Calixa Lavallée's national song, “O Canada”, was written for the Quebec celebrations of St-Jean-Baptiste in 1880. I love the original words, by Judge Routhier, more Catholic than nationalist. It is unfortunate the thing became caught up in politics, till we had Parliament actually tampering with the words. For it was a song that belonged to the people, not to the politicians. The reader must remember that the French fathers of our nation came bearing the standard of the Christian faith to a New World. Our children are taught, in the schools today, to despise their accomplishment and the heritage they bestowed; but it was through them that Canada came into being, “filled with the spirit from the womb”.

Read, when you can, the Jesuit Relations -- from which I learned about our first St John’s fires -- to know what real nobility is, and self-sacrifice. The courage and audacity of these men is astounding; but also, their gentleness and learning. They had no doubt that they were preaching Love -- a manly, tough, but protective love, and for the salvation alike of colonist and savage. They knew that without this Love, founded in Christ’s, no conquest could avail them.

And to the Canada that grew from the St Lawrence, and spread her arms from Atlantic to Pacific (“and he shall have dominion from sea to sea, and from the river unto the ends of the earth”), Quebec had, until so recently in her history, a religious calling. She it was who imagined herself bringing Christian redemption to the Canadian wild. It was she who laid the foundations of our Church.

Much has been said, and much can reasonably be said, against the claustrophobic order of old Quebec; against a Catholic Church too jealous of her worldly powers, that held her, perhaps, in an embrace too tight. Yet much of the complaint is also specious. Men changed, and no longer wanted God; were called to the attractions of mammon instead. Having no patience to reform, they destroyed. A society built around the Gospel message of eternal life, and answering to the deepest call of human need, went looking instead for the quicker pay-offs of politics and business. Outwardly, the province became rich and fat -- got hot running water, and video games.

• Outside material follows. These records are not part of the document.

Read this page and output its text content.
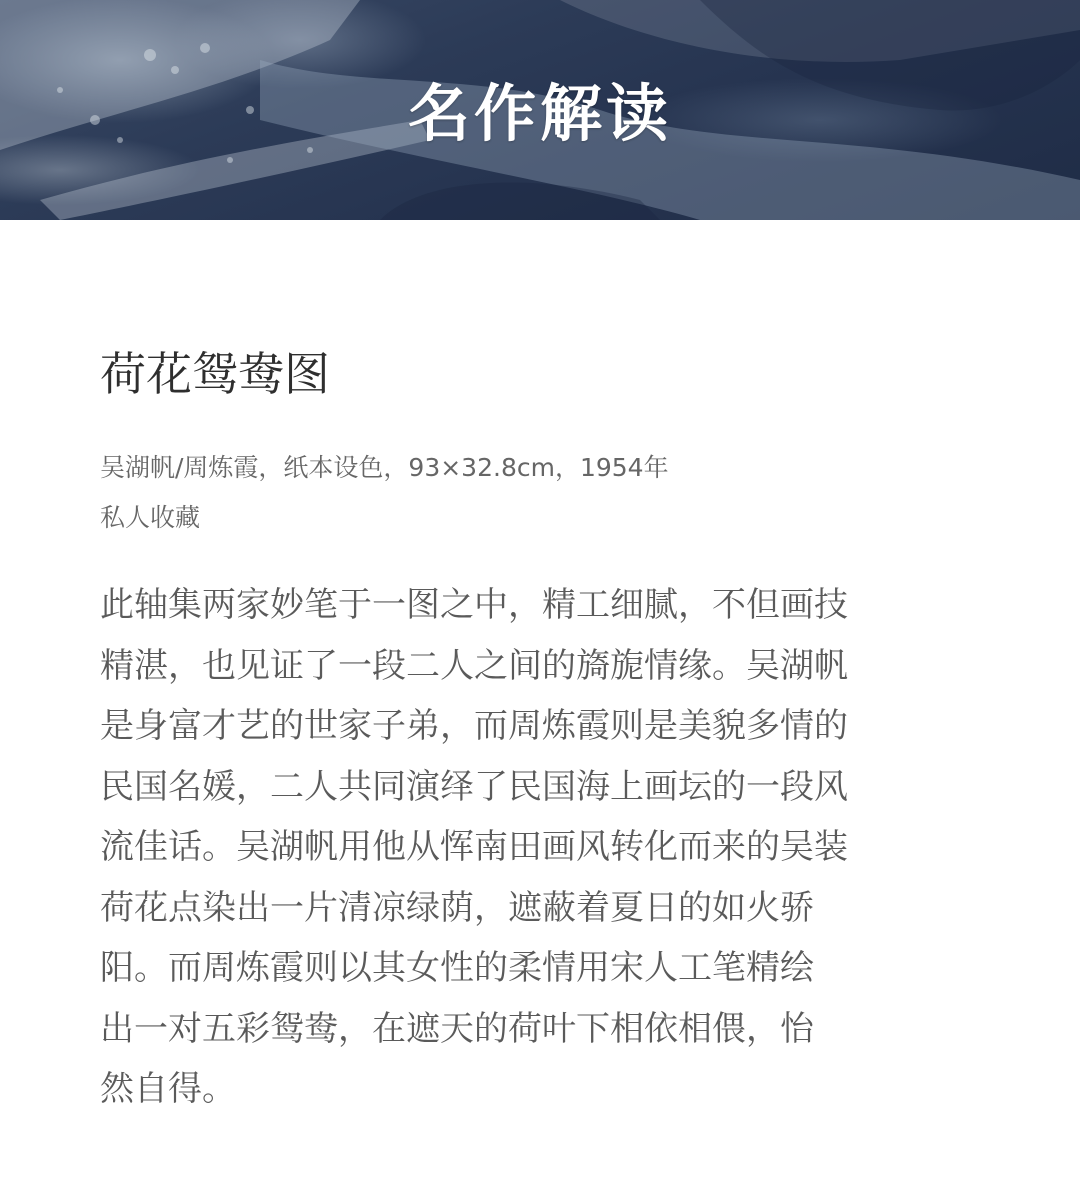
名作解读
荷花鸳鸯图
吴湖帆/周炼霞，纸本设色，93×32.8cm，1954年
私人收藏
此轴集两家妙笔于一图之中，精工细腻，不但画技
精湛，也见证了一段二人之间的旖旎情缘。吴湖帆
是身富才艺的世家子弟，而周炼霞则是美貌多情的
民国名媛，二人共同演绎了民国海上画坛的一段风
流佳话。吴湖帆用他从恽南田画风转化而来的吴装
荷花点染出一片清凉绿荫，遮蔽着夏日的如火骄
阳。而周炼霞则以其女性的柔情用宋人工笔精绘
出一对五彩鸳鸯，在遮天的荷叶下相依相偎，怡
然自得。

But in the words of our forgotten master, “What advantage is it to a man, who gains the whole world and loses his soul?” Or again, where he says: “They have their reward.”

French Canada today is, perhaps even more than the rest of the country, a dry, postmodern spiritual wasteland, from which the warmth of religion and family, the humility and chastity of generations past, the poignant continuities of life, have been bled. The beauty of her architecture and material culture has been smashed and scarred; the delight of her hymns and songs and dances; even the poetry in the toé and moé of the old Joual. No piety remains in La Fête de la St-Jean. We have, as elsewhere through the West, the spectacle of a people outwardly prospering and “progressive”, but with no future and nothing to live for. You knew the old Quebec by the joyful voices of her children. From the new Quebec, they are gone.

The old hypocrisies are replaced by the new, the old corruptions by the new corruptions, but I cannot believe in the large view of things that French Canada has gained by her deconsecration. Or that she could not now gain by re-consecrating to her old mission: “Je me souviens.”